Why, then, do they not refrain from positing the Big Bang, which they can neither observe nor replicate by experimentation?

And if the Big Bang just makes perfect sense starting from what we observe in the here and now and going backwards in time in search of a plausible explanation for our origins, then one might expect that what came before the ostensible bang would be of equal interest.  That interest, however, seems to be cut off firmly at the “bang”, and not a moment earlier.  So when we are told that some massive object, perhaps smaller than a walnut, exploded into our Universe, we are not to wonder what was the origin of that mass or the cause of that explosion.  No, there’s no sense going there.   Rather, it is enough for us simply to believe it on faith.  No, wait, that’s a term from religion, and not from science.  So how can we make that sound better?  Indeed, that sounds quite a bit like the sort of rhetoric for which Creationists are criticized!

I, for one, see little difference in the likelihood of the following models:

  1. A pre-existent mass of unknown origins exploded as the result of an unknown and unaccounted-for cause, and eventually evolved into our present Universe over the next few billion years.
  2. A pre-existent God of unknown origins designed and created the Universe, presumably as he wanted it to be, at some indeterminate time in history.

Is the first considered more likely because we are used to seeing super-dense rocks explode all the time?  No.  In fact, under the current Theory, such a “Big Bang” has only happened once in the 13.75 (± 0.11) billion years since the clock started ticking.  If that doesn’t qualify as a rare event, what does?!

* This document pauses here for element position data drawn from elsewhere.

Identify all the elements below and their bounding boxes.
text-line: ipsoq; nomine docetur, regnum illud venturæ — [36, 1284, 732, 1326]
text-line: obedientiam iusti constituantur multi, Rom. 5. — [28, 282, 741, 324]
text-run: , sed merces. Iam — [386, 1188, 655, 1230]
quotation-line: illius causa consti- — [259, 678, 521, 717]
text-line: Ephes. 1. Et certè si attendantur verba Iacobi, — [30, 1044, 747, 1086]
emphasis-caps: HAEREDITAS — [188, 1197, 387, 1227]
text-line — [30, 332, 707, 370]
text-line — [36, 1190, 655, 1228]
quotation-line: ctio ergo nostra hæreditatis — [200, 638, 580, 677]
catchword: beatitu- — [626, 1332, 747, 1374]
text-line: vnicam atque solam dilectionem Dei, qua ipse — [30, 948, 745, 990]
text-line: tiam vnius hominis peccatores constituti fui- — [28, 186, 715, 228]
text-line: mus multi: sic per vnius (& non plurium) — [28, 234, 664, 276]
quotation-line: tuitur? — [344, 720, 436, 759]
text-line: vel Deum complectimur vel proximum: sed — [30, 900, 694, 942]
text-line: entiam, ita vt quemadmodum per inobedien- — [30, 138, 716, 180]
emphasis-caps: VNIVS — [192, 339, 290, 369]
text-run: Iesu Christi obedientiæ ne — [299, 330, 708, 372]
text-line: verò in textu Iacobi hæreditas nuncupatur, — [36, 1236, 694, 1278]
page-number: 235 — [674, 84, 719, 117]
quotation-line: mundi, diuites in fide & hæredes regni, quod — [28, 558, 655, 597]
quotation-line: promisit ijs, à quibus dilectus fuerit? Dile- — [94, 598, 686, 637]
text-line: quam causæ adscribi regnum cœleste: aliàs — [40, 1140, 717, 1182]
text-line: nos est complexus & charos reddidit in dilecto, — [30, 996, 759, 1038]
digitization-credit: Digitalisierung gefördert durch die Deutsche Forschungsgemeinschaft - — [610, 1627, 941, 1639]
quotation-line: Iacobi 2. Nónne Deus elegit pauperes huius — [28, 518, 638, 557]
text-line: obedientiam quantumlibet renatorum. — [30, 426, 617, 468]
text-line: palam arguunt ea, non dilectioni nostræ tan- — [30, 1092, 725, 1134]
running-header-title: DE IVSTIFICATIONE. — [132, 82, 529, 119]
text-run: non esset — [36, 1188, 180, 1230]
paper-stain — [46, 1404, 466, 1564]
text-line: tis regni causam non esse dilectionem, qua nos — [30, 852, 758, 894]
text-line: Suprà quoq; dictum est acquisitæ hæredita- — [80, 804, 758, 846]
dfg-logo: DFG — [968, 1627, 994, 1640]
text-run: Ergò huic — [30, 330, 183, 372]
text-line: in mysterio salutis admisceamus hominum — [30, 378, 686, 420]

I do not even pretend to argue that the unlikelihood of such an event is a proof that it did not happen.  That would be ridiculous—even if I were a scientist making such an argument against Creation Theory.  What I would like to see, however, is some common-sense acknowledgement that what is proposed in BBT is an astronomically special case for which we cannot even come close to offering an explanation.  Practically everyone seems to underestimate the importance of just how many subsequent assumptions in science are presently hanging upon the BBT assumption.  Call me crazy, but that’s an awful lot of eggs in one theoretical basket, eh?!

How, then, is the lowly Creationist (who believes that it’s all explained by “God did it”) viewed as such a moron?  There is plenty of moronic behavior and belief to go around on “both sides” (as if there were only two) of this chronic debate.  Perhaps all parties would do well to acknowledge that the origins are equally hard to explain in each case.

I, for one, wish that all people, in every field of human endeavor (including, but not limited to, science and religion) were more sophisticated than what we presently witness in our society.  As it is, far too many are taken in by the hearsay game, fueled alternately by preachers and professors who are hearsayers themselves.